When I made my usual cold-morning trek at dawn last Monday to take a look at the thermometer on the side of the well house, I fully expected to see something I had never seen before in my life.
Weather forecasters had been predicting lows well below zero in Springfield and other areas and I figured things would be even chillier at the remote Texas County outpost where my wife and I reside, as is always the case.
Sure enough, the mercury was way down in the glass tube – at minus 14 no less. I had brought my camera with me, and before it froze solid I snapped a picture, as evidence of the crazy sight.
No that it matters, but minus 14 is about five degrees lower than the previous low my body had experienced. I once went on a school-district sanctioned spring break ski trip with a bunch of other high school kids to Grand Targhee Resort (in northwest Wyoming, close to the Idaho border) and on the way there we stayed overnight at West Yellowstone, Mont. The temperature dropped to about 9 below that night, and we couldn’t believe it.
During the course of my work Monday (while the temperature warmed all the way up to positive numbers), I was talking with someone I know and told him about the negative 14 reading. He smiled and produced a photo of a digital thermometer at his place that clearly read “–14.”
I was pleased to have further confirmation of how really stinking cold that morning was. It’s interesting to note that he said he had taken the photo at 7 a.m. straight up – the exact moment I had taken mine.

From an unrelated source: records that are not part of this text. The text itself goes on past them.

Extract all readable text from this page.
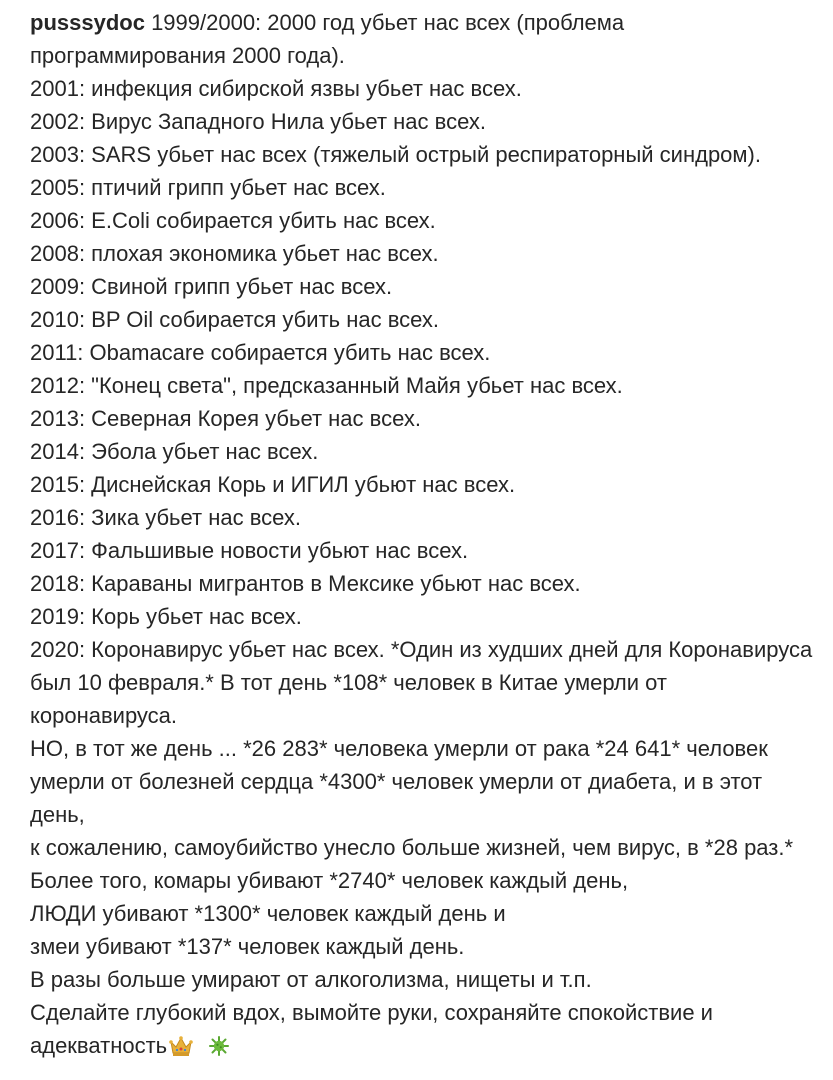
pusssydoc 1999/2000: 2000 год убьет нас всех (проблема программирования 2000 года).

2001: инфекция сибирской язвы убьет нас всех.

2002: Вирус Западного Нила убьет нас всех.

2003: SARS убьет нас всех (тяжелый острый респираторный синдром).

2005: птичий грипп убьет нас всех.

2006: E.Coli собирается убить нас всех.

2008: плохая экономика убьет нас всех.

2009: Свиной грипп убьет нас всех.

2010: BP Oil собирается убить нас всех.

2011: Obamacare собирается убить нас всех.

2012: "Конец света", предсказанный Майя убьет нас всех.

2013: Северная Корея убьет нас всех.

2014: Эбола убьет нас всех.

2015: Диснейская Корь и ИГИЛ убьют нас всех.

2016: Зика убьет нас всех.

2017: Фальшивые новости убьют нас всех.

2018: Караваны мигрантов в Мексике убьют нас всех.

2019: Корь убьет нас всех.

2020: Коронавирус убьет нас всех. *Один из худших дней для Коронавируса был 10 февраля.* В тот день *108* человек в Китае умерли от коронавируса.

НО, в тот же день ... *26 283* человека умерли от рака *24 641* человек умерли от болезней сердца *4300* человек умерли от диабета, и в этот день,

к сожалению, самоубийство унесло больше жизней, чем вирус, в *28 раз.* Более того, комары убивают *2740* человек каждый день,

ЛЮДИ убивают *1300* человек каждый день и

змеи убивают *137* человек каждый день.

В разы больше умирают от алкоголизма, нищеты и т.п.

Сделайте глубокий вдох, вымойте руки, сохраняйте спокойствие и адекватность
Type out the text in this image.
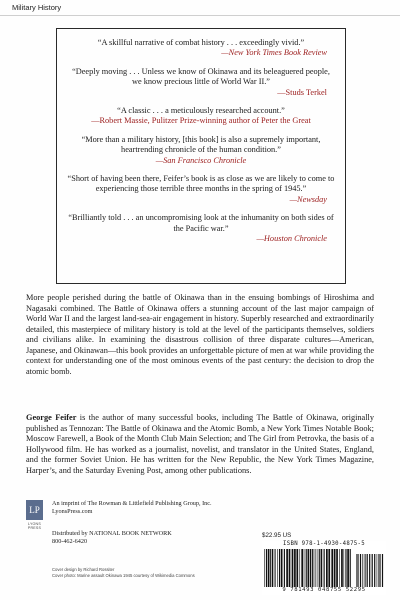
Military History
“A skillful narrative of combat history . . . exceedingly vivid.”
—New York Times Book Review
“Deeply moving . . . Unless we know of Okinawa and its beleaguered people, we know precious little of World War II.”
—Studs Terkel
“A classic . . . a meticulously researched account.”
—Robert Massie, Pulitzer Prize-winning author of Peter the Great
“More than a military history, [this book] is also a supremely important, heartrending chronicle of the human condition.”
—San Francisco Chronicle
“Short of having been there, Feifer’s book is as close as we are likely to come to experiencing those terrible three months in the spring of 1945.”
—Newsday
“Brilliantly told . . . an uncompromising look at the inhumanity on both sides of the Pacific war.”
—Houston Chronicle

More people perished during the battle of Okinawa than in the ensuing bombings of Hiroshima and Nagasaki combined. The Battle of Okinawa offers a stunning account of the last major campaign of World War II and the largest land-sea-air engagement in history. Superbly researched and extraordinarily detailed, this masterpiece of military history is told at the level of the participants themselves, soldiers and civilians alike. In examining the disastrous collision of three disparate cultures—American, Japanese, and Okinawan—this book provides an unforgettable picture of men at war while providing the context for understanding one of the most ominous events of the past century: the decision to drop the atomic bomb.

George Feifer is the author of many successful books, including The Battle of Okinawa, originally published as Tennozan: The Battle of Okinawa and the Atomic Bomb, a New York Times Notable Book; Moscow Farewell, a Book of the Month Club Main Selection; and The Girl from Petrovka, the basis of a Hollywood film. He has worked as a journalist, novelist, and translator in the United States, England, and the former Soviet Union. He has written for the New Republic, the New York Times Magazine, Harper’s, and the Saturday Evening Post, among other publications.

LP
LYONS PRESS
An imprint of The Rowman & Littlefield Publishing Group, Inc.
LyonsPress.com
Distributed by NATIONAL BOOK NETWORK
800-462-6420
Cover design by Richard Rossiter
Cover photo: Marine assault Okinawa 1945 courtesy of Wikimedia Commons
$22.95 US
ISBN 978-1-4930-4875-5
9 781493 048755 52295
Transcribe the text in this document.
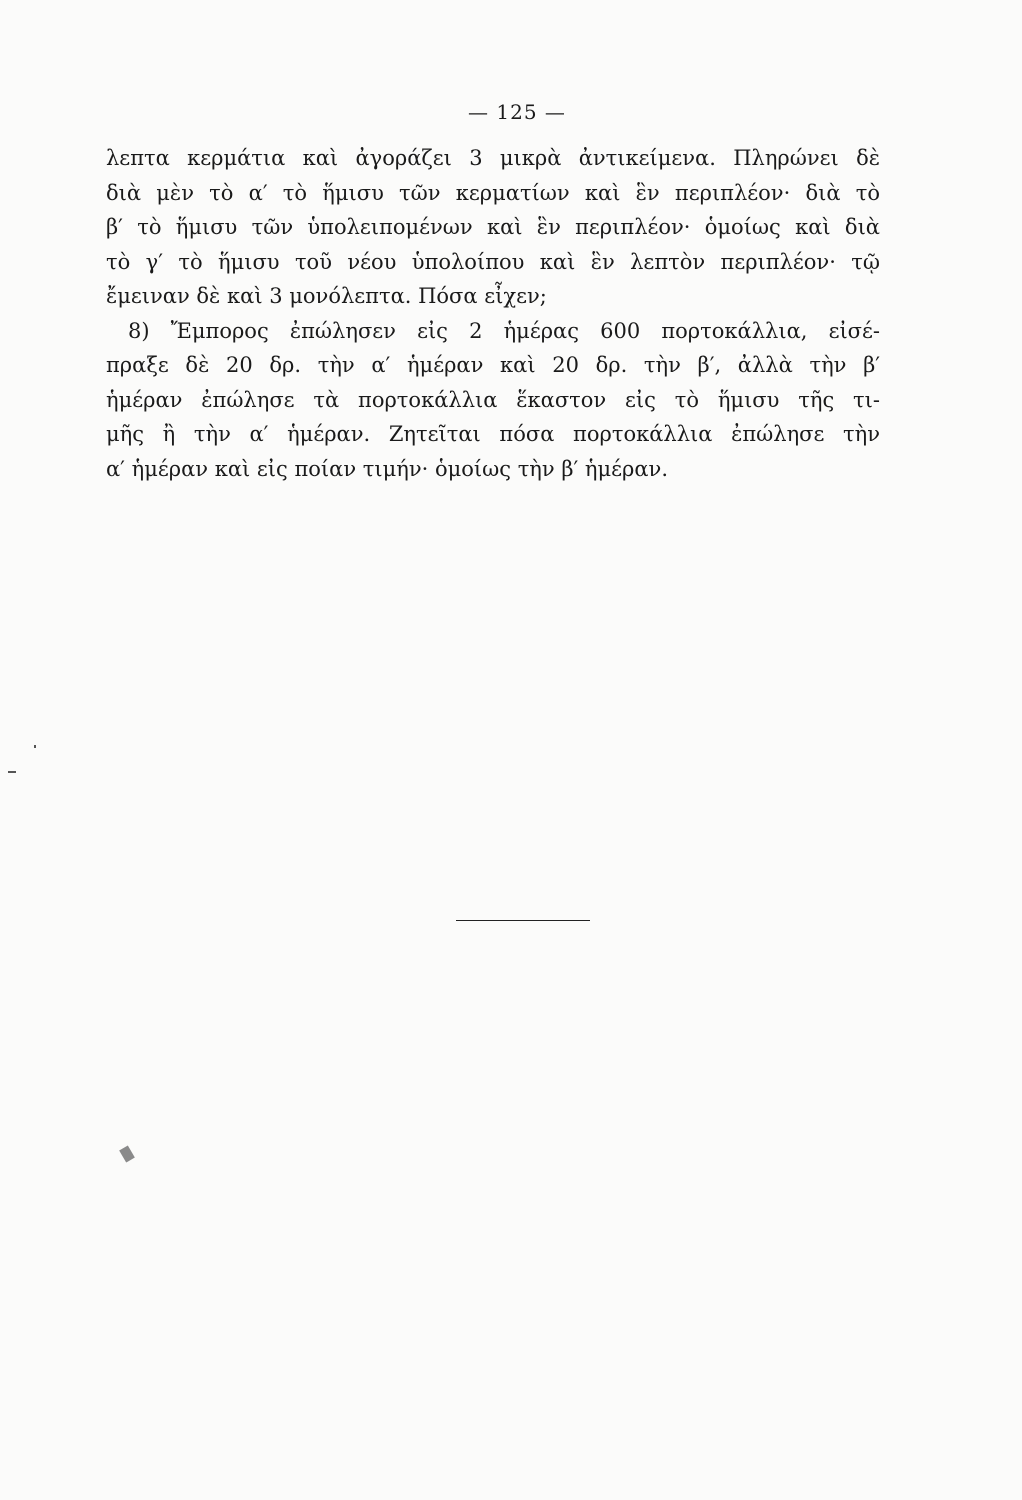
— 125 —
λεπτα κερμάτια καὶ ἀγοράζει 3 μικρὰ ἀντικείμενα. Πληρώνει δὲ
διὰ μὲν τὸ α′ τὸ ἥμισυ τῶν κερματίων καὶ ἓν περιπλέον· διὰ τὸ
β′ τὸ ἥμισυ τῶν ὑπολειπομένων καὶ ἓν περιπλέον· ὁμοίως καὶ διὰ
τὸ γ′ τὸ ἥμισυ τοῦ νέου ὑπολοίπου καὶ ἓν λεπτὸν περιπλέον· τῷ
ἔμειναν δὲ καὶ 3 μονόλεπτα. Πόσα εἶχεν;
8) Ἔμπορος ἐπώλησεν εἰς 2 ἡμέρας 600 πορτοκάλλια, εἰσέ-
πραξε δὲ 20 δρ. τὴν α′ ἡμέραν καὶ 20 δρ. τὴν β′, ἀλλὰ τὴν β′
ἡμέραν ἐπώλησε τὰ πορτοκάλλια ἕκαστον εἰς τὸ ἥμισυ τῆς τι-
μῆς ἢ τὴν α′ ἡμέραν. Ζητεῖται πόσα πορτοκάλλια ἐπώλησε τὴν
α′ ἡμέραν καὶ εἰς ποίαν τιμήν· ὁμοίως τὴν β′ ἡμέραν.
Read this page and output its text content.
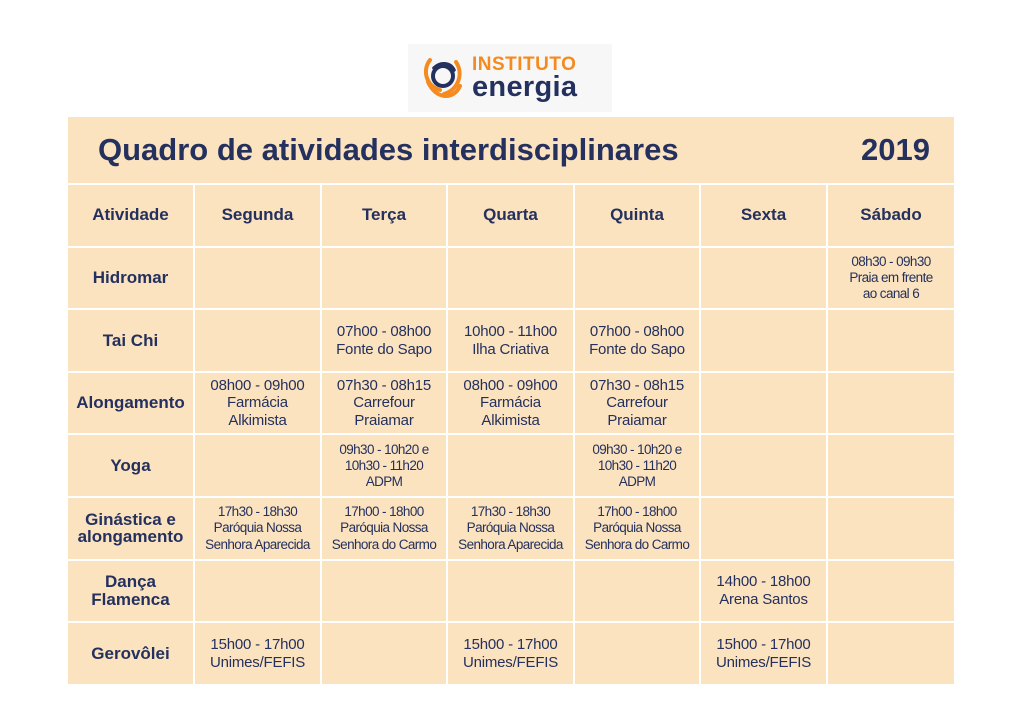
INSTITUTO
energia
Quadro de atividades interdisciplinares	2019
Atividade	Segunda	Terça	Quarta	Quinta	Sexta	Sábado
Hidromar						08h30 - 09h30
Praia em frente
ao canal 6
Tai Chi		07h00 - 08h00
Fonte do Sapo	10h00 - 11h00
Ilha Criativa	07h00 - 08h00
Fonte do Sapo		
Alongamento	08h00 - 09h00
Farmácia
Alkimista	07h30 - 08h15
Carrefour
Praiamar	08h00 - 09h00
Farmácia
Alkimista	07h30 - 08h15
Carrefour
Praiamar		
Yoga		09h30 - 10h20 e
10h30 - 11h20
ADPM		09h30 - 10h20 e
10h30 - 11h20
ADPM		
Ginástica e alongamento	17h30 - 18h30
Paróquia Nossa
Senhora Aparecida	17h00 - 18h00
Paróquia Nossa
Senhora do Carmo	17h30 - 18h30
Paróquia Nossa
Senhora Aparecida	17h00 - 18h00
Paróquia Nossa
Senhora do Carmo		
Dança Flamenca					14h00 - 18h00
Arena Santos	
Gerovôlei	15h00 - 17h00
Unimes/FEFIS		15h00 - 17h00
Unimes/FEFIS		15h00 - 17h00
Unimes/FEFIS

Certainly this kind of cold causes many changes in our daily routines, and causes the furry and feathered life forms around us to alter theirs as well. It was easy to notice plenty of that around our place.
Rather than leave their cozy “room,” the normally free-ranging chicken community stayed put from the moment the snow began falling. In fact, they haven’t left yet – but they have welcomed numerous wild birds of multiple species into their little club. When we’ve opened the big door to the chicken room lately, we’ve had to be careful and aware because there’s sometimes about 10 or 12 bird flying and bouncing around in there. They apparently have no trouble finding a way in – it’s the getting out part that confounds them, so we help by “shooing” them out.
While I have no doubt that a truly hungry horse would do what it had to do to dig through seven inches of snow to find grass to eat, I also understand how the domestic versions would just as soon have a human hand them a bucket of feed. They make that obvious by the sounds they make while standing along the corral fence. Maybe it’s just my cynical side, but I sometimes envision Mr. Ed trying to make Wilbur feel guilty.
Perhaps you’ve noticed, but something about sub-zero temperatures makes remaining liquid very difficult for water. In turn, one of the many extra tasks outbuilding animal owners face during deep-freeze episodes is dealing with water bowls that are full of rock-hard ice.
My wife and I keep it simple and take a pitcher of warm water to the bowls, pour some on the bottom until the ice block falls out and the rest in the bowl so the thirsty cats or chickens can drink.
The dogs? Well, being the spoiled pets they are, they get to come indoors and they know exactly where to find a bowl of liquid water under the decorative table in the kitchen.
Whew, minus 14. At least it wasn’t minus 29. That’s what the Weather Channel’s website (weather.com) lists as the coldest temperature ever recorded in Springfield (in 1899 – no mention of which month). The minus 10 recorded there on early Monday wasn’t quite low enough to beat the negative 12 that hit on the same date in 1912.
And while we got a bunch more snow, at least we didn’t get 20 inches, which the Weather Channel indicates is the most to fall on Springfield in a 24-hour period (in 1912 again, on Feb. 21-22). But I guess there’s still time to get more than 54.5 inches of snow for the season, which happened in Springfield in the winter of – of course – 1911-1912.
Anyway, hopefully this winter won’t be remembered for a new seasonal snow record for this area by the time warm weather returns for good. I’m also sincerely hoping I don’t get the chance this year to experience another coldest temperature of my life. In fact, I’ll be just fine, thank you, if I never have that opportunity.
Just think: In June the temperature is liable to reach triple figures. Bring it on.